Rick Nelson has two passions in life-this ’57 Chevy is one of them.
The other passion is clear-he’s a lifelong Saskatchewan Roughrider fan and he combined the two loves many years ago when he bought the Bel Air in high school.
The Chevy is 55 years old and the Roughriders are 112 years old so Rick has really embraced the heritage behind these major influences in his life.
Rick is a detail guy so he knows the history of this classic ‘57 bowtie; “ it had been a gasser in the 60s so it had a racing history”. This was his legendary high school car and it started on a less than glamorous note as Rick recalled, ” I towed it home on a rope, no drive train and my parents were just shaking their heads”.
He was a self-described “closet car guy” who hung around with non-car guys back in high school.

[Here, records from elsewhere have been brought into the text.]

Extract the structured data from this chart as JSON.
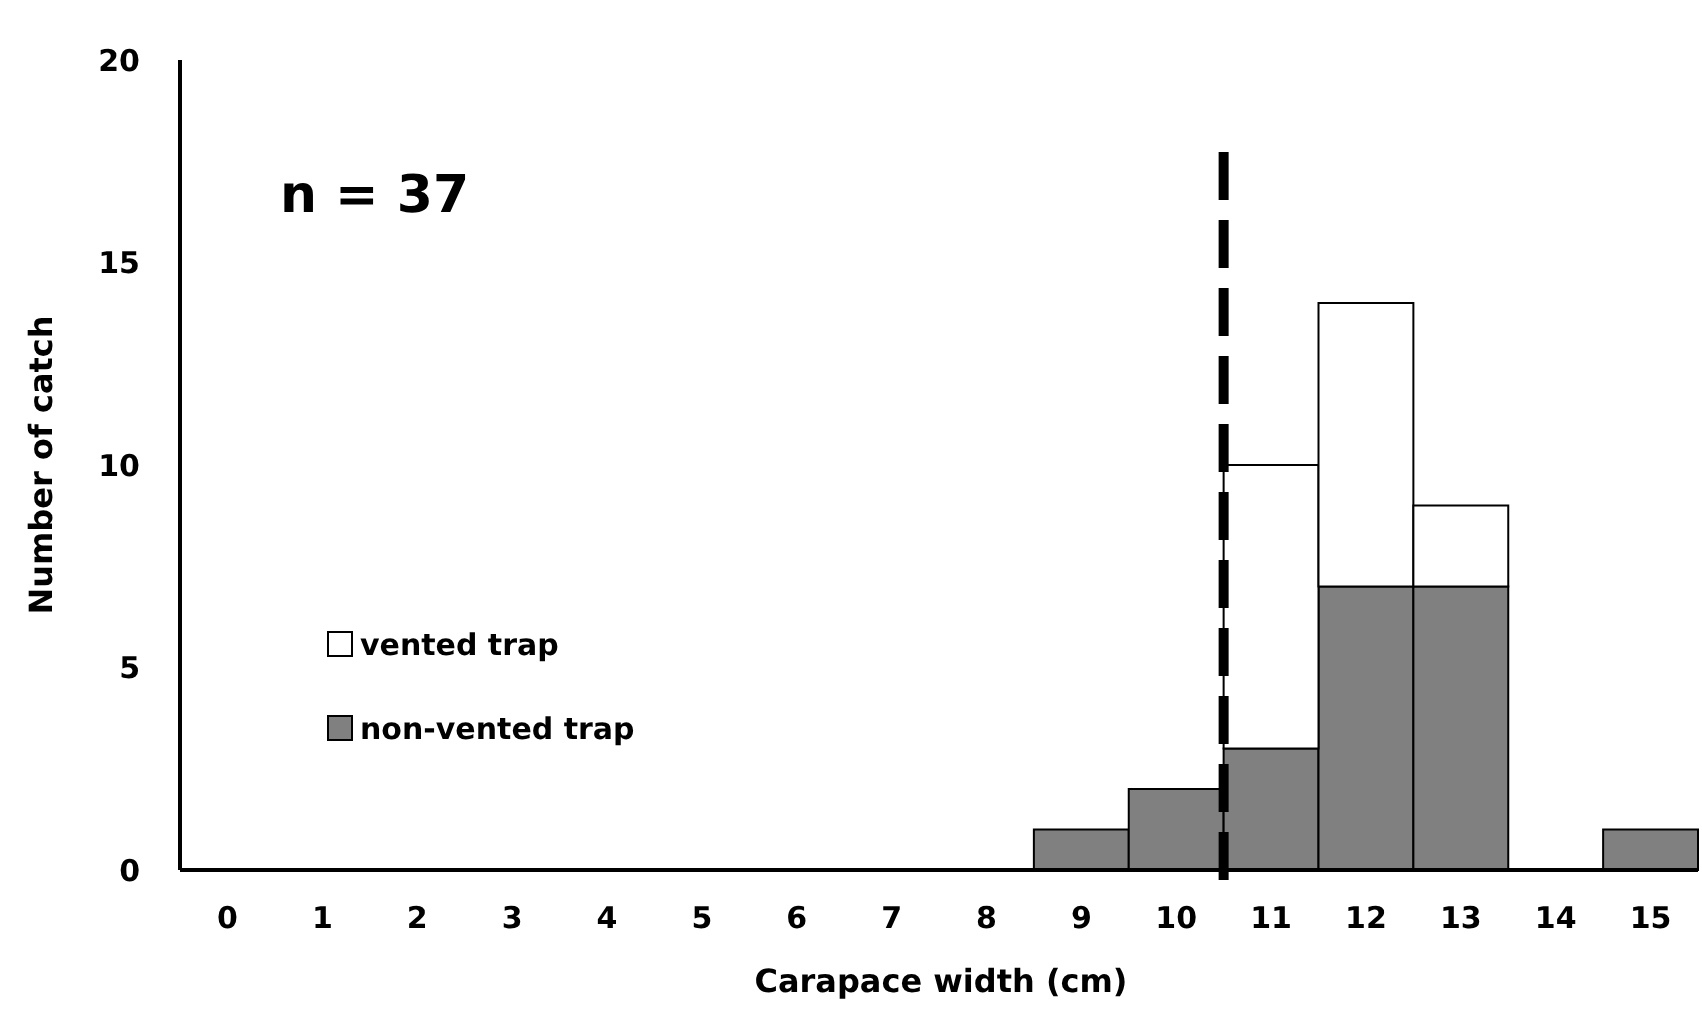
{
  "chart_data": {
    "type": "bar",
    "xlabel": "Carapace width (cm)",
    "ylabel": "Number of catch",
    "x": [
      0,
      1,
      2,
      3,
      4,
      5,
      6,
      7,
      8,
      9,
      10,
      11,
      12,
      13,
      14,
      15
    ],
    "xlim": [
      -0.5,
      15.5
    ],
    "xticks": [
      0,
      1,
      2,
      3,
      4,
      5,
      6,
      7,
      8,
      9,
      10,
      11,
      12,
      13,
      14,
      15
    ],
    "ylim": [
      0,
      20
    ],
    "yticks": [
      0,
      5,
      10,
      15,
      20
    ],
    "stacked": true,
    "grid": false,
    "legend": "left",
    "series": [
      {
        "name": "non-vented trap",
        "color": "#808080",
        "values": [
          0,
          0,
          0,
          0,
          0,
          0,
          0,
          0,
          0,
          1,
          2,
          3,
          7,
          7,
          0,
          1
        ]
      },
      {
        "name": "vented trap",
        "color": "#ffffff",
        "values": [
          0,
          0,
          0,
          0,
          0,
          0,
          0,
          0,
          0,
          0,
          0,
          7,
          7,
          2,
          0,
          0
        ]
      }
    ],
    "ref_lines": [
      {
        "axis": "x",
        "value": 10.5,
        "color": "#000000",
        "line_style": "dashed"
      }
    ],
    "annotations": [
      "n = 37"
    ]
  }
}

He followed an academic path that leaned more into a career as a professional engineer than a car builder. Rick explained how the two merged, “cars are fairly easy if you know that it’s straight science behind them”.
That’s why he continued racing this former track star, “I kept it doing double duty on the street and strip then I caught the fever and kept on building but I also drove it on the street”.

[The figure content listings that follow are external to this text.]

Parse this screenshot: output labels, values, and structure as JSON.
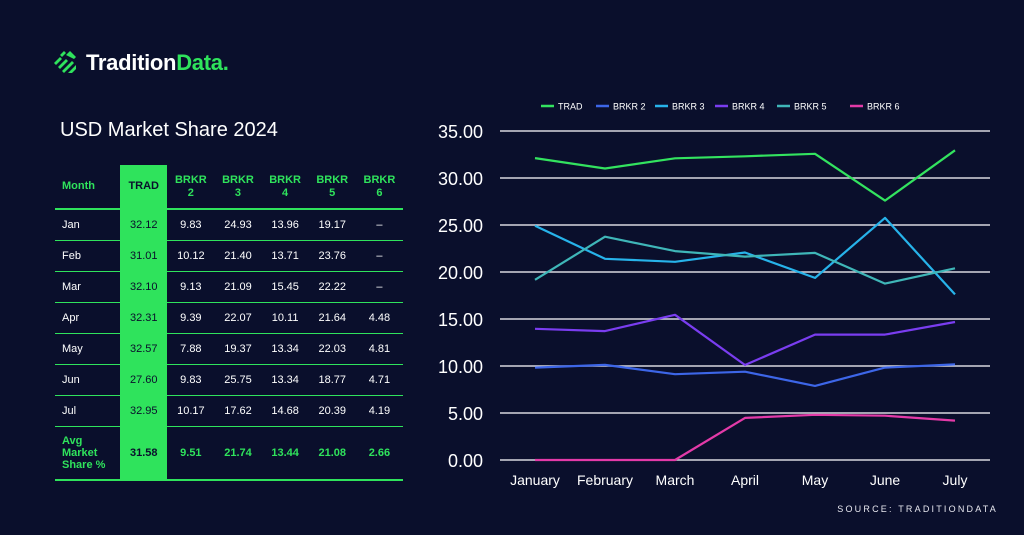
{
  "brand": {
    "name_part1": "Tradition",
    "name_part2": "Data.",
    "accent": "#2fe35c",
    "icon": "tradition-logo-icon"
  },
  "table": {
    "title": "USD Market Share 2024",
    "headers": [
      "Month",
      "TRAD",
      "BRKR 2",
      "BRKR 3",
      "BRKR 4",
      "BRKR 5",
      "BRKR 6"
    ],
    "header_lines": [
      [
        "Month"
      ],
      [
        "TRAD"
      ],
      [
        "BRKR",
        "2"
      ],
      [
        "BRKR",
        "3"
      ],
      [
        "BRKR",
        "4"
      ],
      [
        "BRKR",
        "5"
      ],
      [
        "BRKR",
        "6"
      ]
    ],
    "rows": [
      [
        "Jan",
        "32.12",
        "9.83",
        "24.93",
        "13.96",
        "19.17",
        "–"
      ],
      [
        "Feb",
        "31.01",
        "10.12",
        "21.40",
        "13.71",
        "23.76",
        "–"
      ],
      [
        "Mar",
        "32.10",
        "9.13",
        "21.09",
        "15.45",
        "22.22",
        "–"
      ],
      [
        "Apr",
        "32.31",
        "9.39",
        "22.07",
        "10.11",
        "21.64",
        "4.48"
      ],
      [
        "May",
        "32.57",
        "7.88",
        "19.37",
        "13.34",
        "22.03",
        "4.81"
      ],
      [
        "Jun",
        "27.60",
        "9.83",
        "25.75",
        "13.34",
        "18.77",
        "4.71"
      ],
      [
        "Jul",
        "32.95",
        "10.17",
        "17.62",
        "14.68",
        "20.39",
        "4.19"
      ]
    ],
    "footer": {
      "label_lines": [
        "Avg",
        "Market",
        "Share %"
      ],
      "values": [
        "31.58",
        "9.51",
        "21.74",
        "13.44",
        "21.08",
        "2.66"
      ]
    }
  },
  "chart_data": {
    "type": "line",
    "x": [
      "January",
      "February",
      "March",
      "April",
      "May",
      "June",
      "July"
    ],
    "ylim": [
      0,
      35
    ],
    "yticks": [
      "0.00",
      "5.00",
      "10.00",
      "15.00",
      "20.00",
      "25.00",
      "30.00",
      "35.00"
    ],
    "grid": true,
    "legend_position": "top",
    "series": [
      {
        "name": "TRAD",
        "color": "#33e35f",
        "values": [
          32.12,
          31.01,
          32.1,
          32.31,
          32.57,
          27.6,
          32.95
        ]
      },
      {
        "name": "BRKR 2",
        "color": "#3d66e8",
        "values": [
          9.83,
          10.12,
          9.13,
          9.39,
          7.88,
          9.83,
          10.17
        ]
      },
      {
        "name": "BRKR 3",
        "color": "#27b3ea",
        "values": [
          24.93,
          21.4,
          21.09,
          22.07,
          19.37,
          25.75,
          17.62
        ]
      },
      {
        "name": "BRKR 4",
        "color": "#7a3df0",
        "values": [
          13.96,
          13.71,
          15.45,
          10.11,
          13.34,
          13.34,
          14.68
        ]
      },
      {
        "name": "BRKR 5",
        "color": "#3fb6b8",
        "values": [
          19.17,
          23.76,
          22.22,
          21.64,
          22.03,
          18.77,
          20.39
        ]
      },
      {
        "name": "BRKR 6",
        "color": "#e33aa8",
        "values": [
          0,
          0,
          0,
          4.48,
          4.81,
          4.71,
          4.19
        ]
      }
    ]
  },
  "source": "SOURCE: TRADITIONDATA"
}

Rick listed off the original power train details with scientific precision, “I ran 6:17 gears with a small block so it pulled pretty well for the strip but the street manners were a little suspect. Mixing fuel became a problem because I needed the right blend just to cruise in it. Those are things that made it expensive to run”.
Eventually Rick turned the car into less of a driver and more of a full time track machine because he was hooked on the racing experience, ” There’s a constant learning curve with racing and I can’t wait for the green light”.

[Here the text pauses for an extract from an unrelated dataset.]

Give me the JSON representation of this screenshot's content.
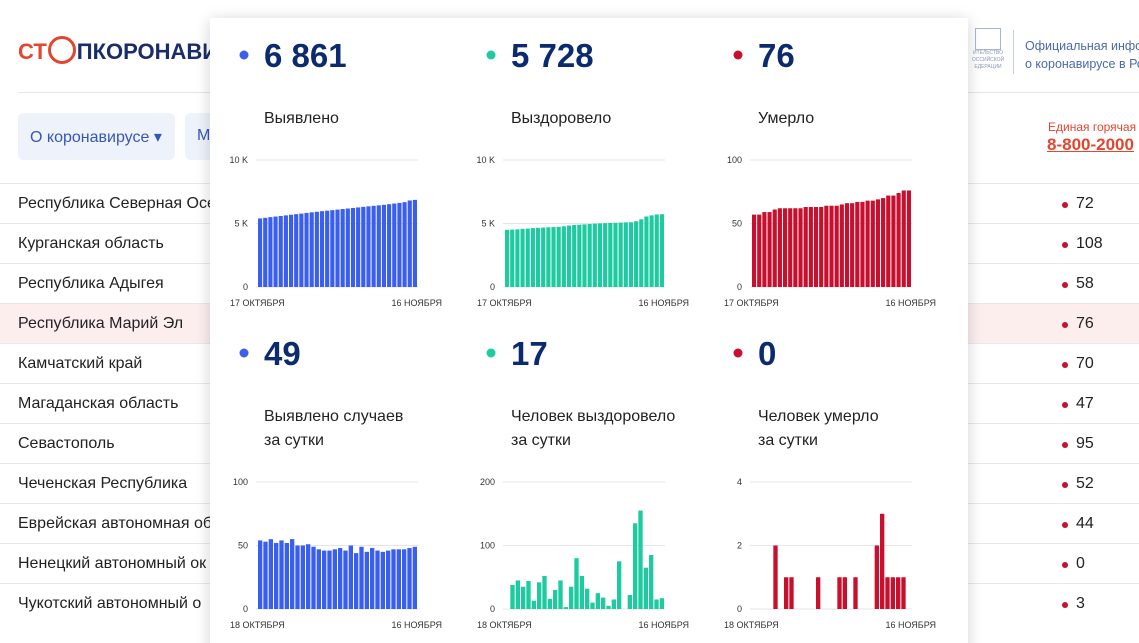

The track was the stage for the ’57 Chevy over many years and it won many battles during that period—and Rick’s learning curve never ebbed.
But he wanted to reacquaint his family with the street side of his long term automotive buddy so he mellowed the ‘57 Chevy…slightly, “It’s running a 331 now, 327 bored out a bit.. It’s first one I ever built detuned a bit. Still has the 4 speed Borg-Warner and now the gears are 5:38 so it’s a bit more civilized. It’s got tubular A arms now but it still has the gasser look. I still trailer it though because 5:38 gears are still not good highway gears so it’s wound up pretty good on the highway plus there’s the hail factor in the summer and we came through a tornado warning to get to this show”.
The rumble of the ’57 Chevy has changed a bit too, “It’s got a lot of muffler now so it tones down the sound pretty good”.
The Canadian Football League Saskatchewan Roughriders are the second part of the equation in the car, “It’s always been green since I owned it, and I treated it like the Ridermobile”. That’s important in Saskatchewan—the only region of Canada where football reigns over hockey as the number one sport in the province for fans.
Rick’s wife finally put the icing on the cake; “she got me Rider decals for it at Christmas”. That was enough to turn this Chevy track star into a Roughrider rock star as Rick explained, ” People love it when I come to Rider games in it. They give me big thumbs up and my son insists that we do a lap around the stadium before the game. People go crazy when you do that too”.
Roughrider players are well aware of the car; “I’ve had quite a few sit in the car for good luck”. The Rider mascot (Gainer the Gopher) even tried to fit in the car but Rick explained, “His head was too big”.
Rick has achieved the impossible with his 1957 Chevy. He’s kept his high school car, his race car and his Roughrider car plus he has total buy-in from his family.
There’s so much buy-in that they all wear the same Roughrider jerseys with the same number (57) and the same name on the back (Chevy).
They call it Rider Pride in Saskatchewan.